No i polecieliśmy w 4 osoby i pełny bagażnik. Pięknie polecieliśmy. Przekupstwo zadziałało niezawodnie. Totus tuus, Xantia. :D
Ostatnia aktualizacja: 19.09.2017 21:26:57
Dodano: 6 lat temu
Do 130rapid: Szoka żeby tak tylko stała...... Ile byś za nią chciał....
Dodano: 6 lat temu
Do Askaron: 1.8i 16V to jest udany i rozsądny silnik na co dzień.
Ale ja też mam fazę na V6 Activę. :) Ze Szwajcarii...
Bo dopiero z tym napędem i podwoziem Xantia jest 100-procentowa. Tylko że ten model jest przeokrutny do serwisowania, ze względu na ciasnotę pod maską.
Dodano: 6 lat temu
Do niki129: E28 stoi wieczyście zakurzone. Ale loch ma dobry, wciąż widać, że tarcze hamulcowe są ze stali, a nie z rdzy. ;)
Dodano: 6 lat temu
A jak sie miewa E28 sprzedajesz??
Dodano: 6 lat temu
Bo nowe nie znaczy lepsze, a stare nie znaczy gorsze.

Lepsze jest wrogiem dobrego... I odwrotnie.
Dodano: 6 lat temu
Kurde chciałbym mieć kiedyś Citroena z tym zawieszeniem. Może kiedyś jakaś C5 wpadnie, bo na Xantię v6 w wersji active mnie nigdy nie będzie stać;p
Dodano: 6 lat temu
stara dobra technika ;)
Dodano: 6 lat temu
ciekawe czy Yaris przy przebiegu ponad 200kkm będzie równie niezawodny z przekupstwem czy bez ... szerokości
Dodano: 6 lat temu
Nie każda babcia nadaje się do używania ale w tym wypadku......
Dodano: 6 lat temu
Sąsiad miał, fajne autko tylko miał z silnikiem 75KM a to trochę mało! Zawieszenie jak było nowe było ok, po latach użytkowania strasznie się tłukło!
Dodano: 6 lat temu
Do Egontar: Łącznika stabilizatora nie zmieniał! To się w Xantii dość szybko zużywa i wtedy "tłucze". Zlecałem wymianę 2 razy. Na pierwszym razie założono jakąś chińszczyznę, wytrzymała 15 tys. km. Drugi zestaw pochodzi bodaj od Lemfordera, chodzi już jakieś 4 razy dłużej, ale chyba pójdzie do wymiany przy okazji wizyty u doktora. Potrzebne jest zaopatrzenie ortopedyczne - skasowanie luzów na drążkach prowadzących, wymiana łożyska jednej z kolumn i zoptymalizowanie geometrii.

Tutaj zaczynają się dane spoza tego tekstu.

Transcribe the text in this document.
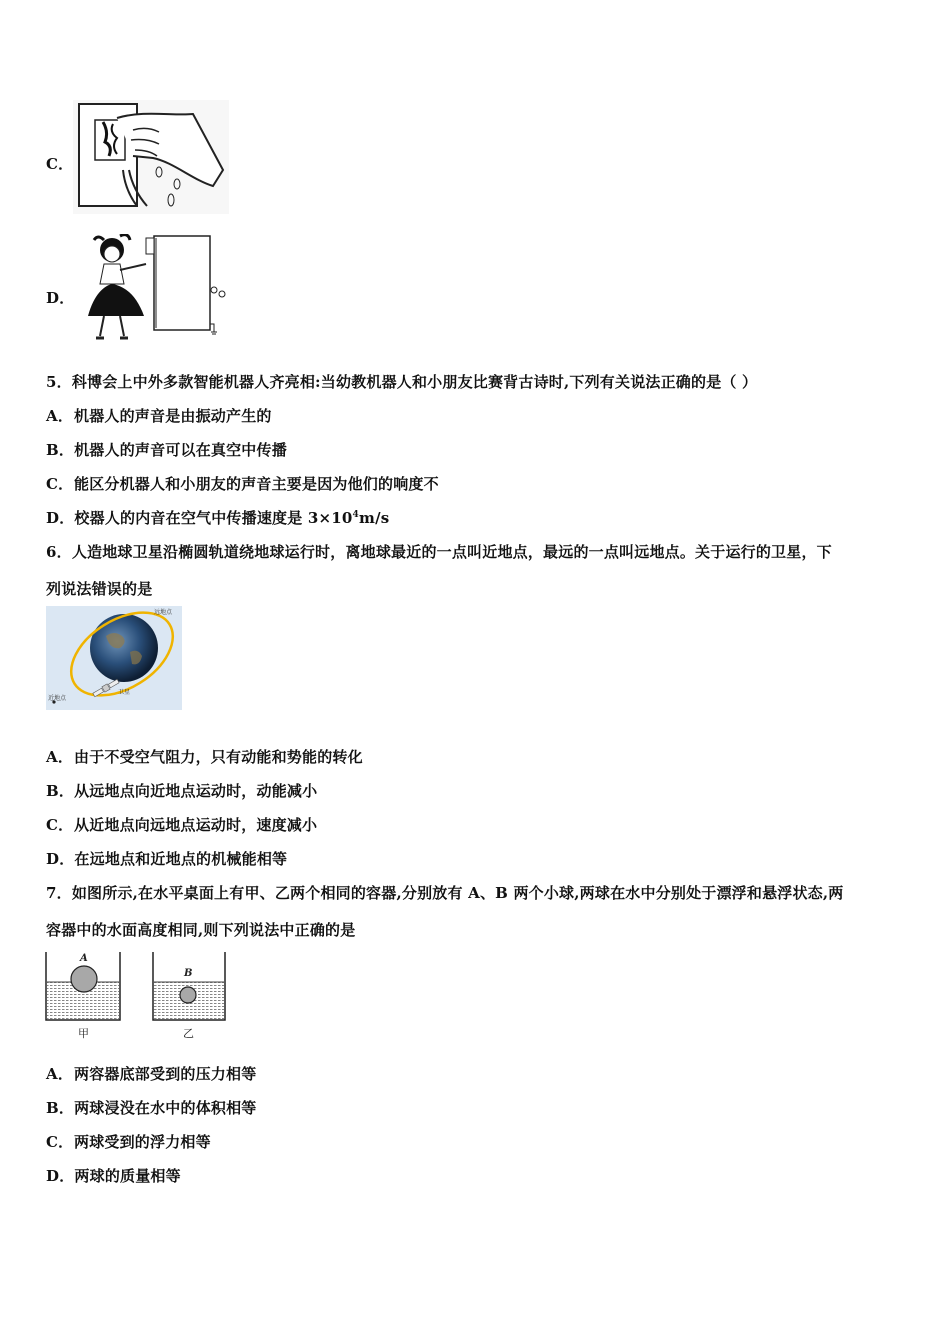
C．
D．
5．科博会上中外多款智能机器人齐亮相:当幼教机器人和小朋友比赛背古诗时,下列有关说法正确的是（ ）
A．机器人的声音是由振动产生的
B．机器人的声音可以在真空中传播
C．能区分机器人和小朋友的声音主要是因为他们的响度不
D．校器人的内音在空气中传播速度是 $3\times 10^4m/s$
6．人造地球卫星沿椭圆轨道绕地球运行时，离地球最近的一点叫近地点，最远的一点叫远地点。关于运行的卫星，下
列说法错误的是
远地点
近地点
卫星
A．由于不受空气阻力，只有动能和势能的转化
B．从远地点向近地点运动时，动能减小
C．从近地点向远地点运动时，速度减小
D．在远地点和近地点的机械能相等
7．如图所示,在水平桌面上有甲、乙两个相同的容器,分别放有 A、B 两个小球,两球在水中分别处于漂浮和悬浮状态,两
容器中的水面高度相同,则下列说法中正确的是
A
甲
B
乙
A．两容器底部受到的压力相等
B．两球浸没在水中的体积相等
C．两球受到的浮力相等
D．两球的质量相等
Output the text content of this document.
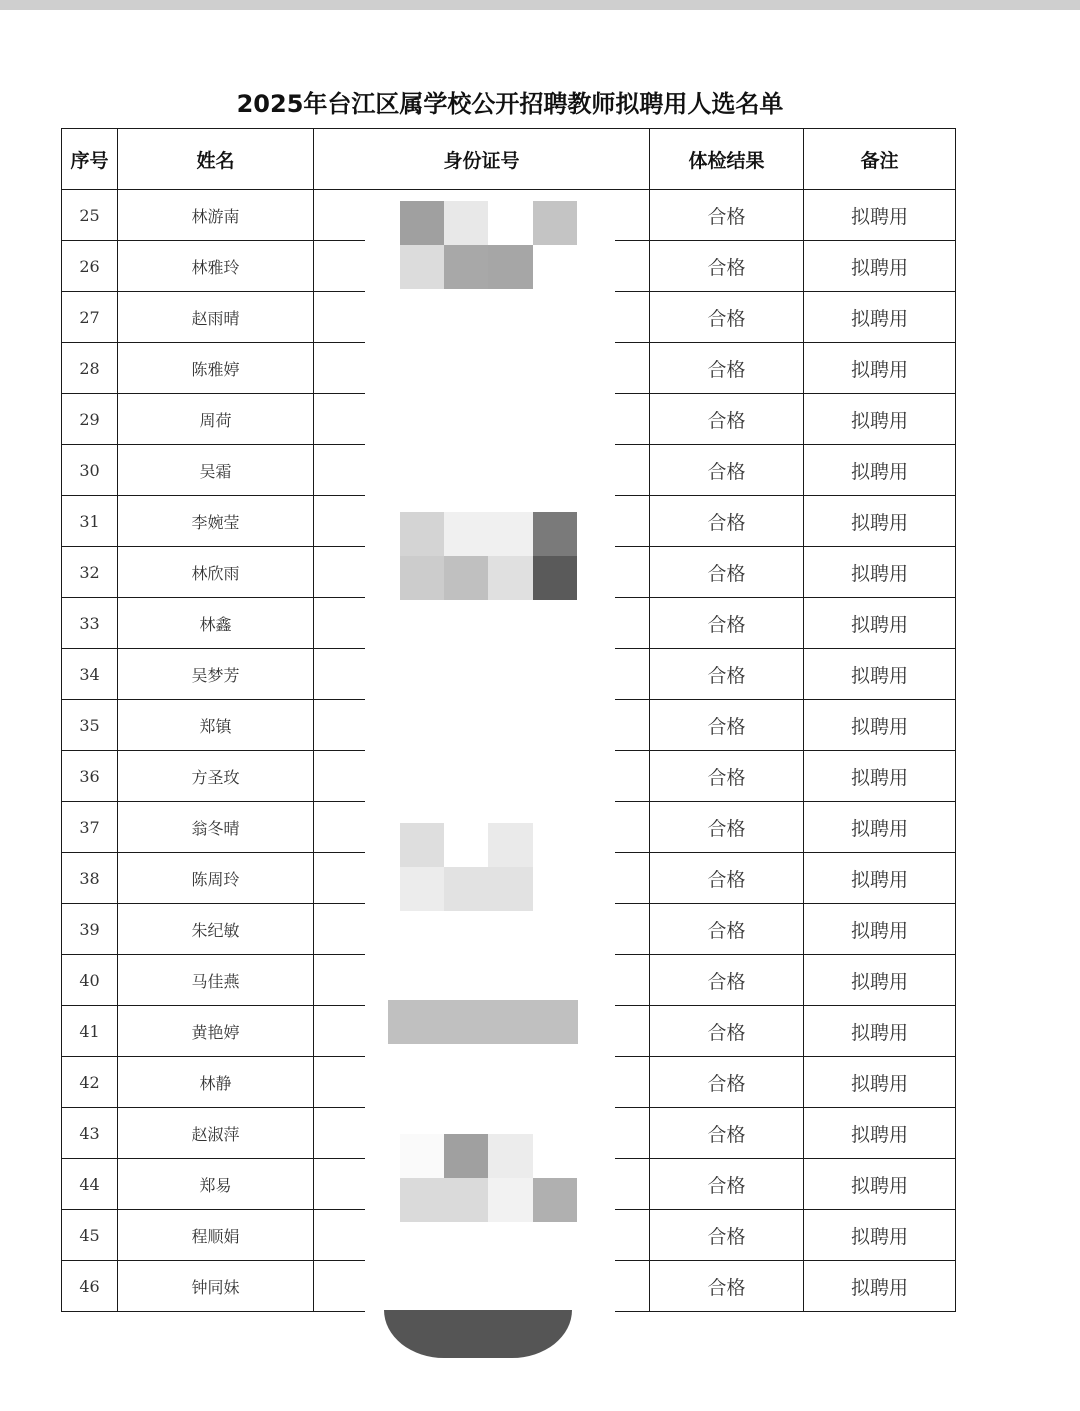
2025年台江区属学校公开招聘教师拟聘用人选名单
序号	姓名	身份证号	体检结果	备注
25	林游南		合格	拟聘用
26	林雅玲		合格	拟聘用
27	赵雨晴		合格	拟聘用
28	陈雅婷		合格	拟聘用
29	周荷		合格	拟聘用
30	吴霜		合格	拟聘用
31	李婉莹		合格	拟聘用
32	林欣雨		合格	拟聘用
33	林鑫		合格	拟聘用
34	吴梦芳		合格	拟聘用
35	郑镇		合格	拟聘用
36	方圣玫		合格	拟聘用
37	翁冬晴		合格	拟聘用
38	陈周玲		合格	拟聘用
39	朱纪敏		合格	拟聘用
40	马佳燕		合格	拟聘用
41	黄艳婷		合格	拟聘用
42	林静		合格	拟聘用
43	赵淑萍		合格	拟聘用
44	郑易		合格	拟聘用
45	程顺娟		合格	拟聘用
46	钟同妹		合格	拟聘用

Co ciekawe, mimo stwierdzenia tych niedoskonałości, X zza kierownicy nie budzi zastrzeżeń. Tylko gdzieś w pobliżu 130-140 km/h pojawia się lekka wibracja w kierownicy. Koła są świeżo wyważone.
Dodano: 6 lat temu
Nigdy nie miałem swojej Xantii, a jedną Yariskę tej generacji oblatywałem. I powiem Ci: duży może więcej, choćby to był stary dziad/stara baba [los2]
Najnowsze blogi
Dodano: 5 godzin temu, przez JacK
tyle dni było potrzeba by przejechać 10 tys. km. Generalnie samochód jako taki może być, 150 KM daje sobie radę. Nic nie stuka, nic nie puka, skręca, hamuje, asystenci jazdy działają ...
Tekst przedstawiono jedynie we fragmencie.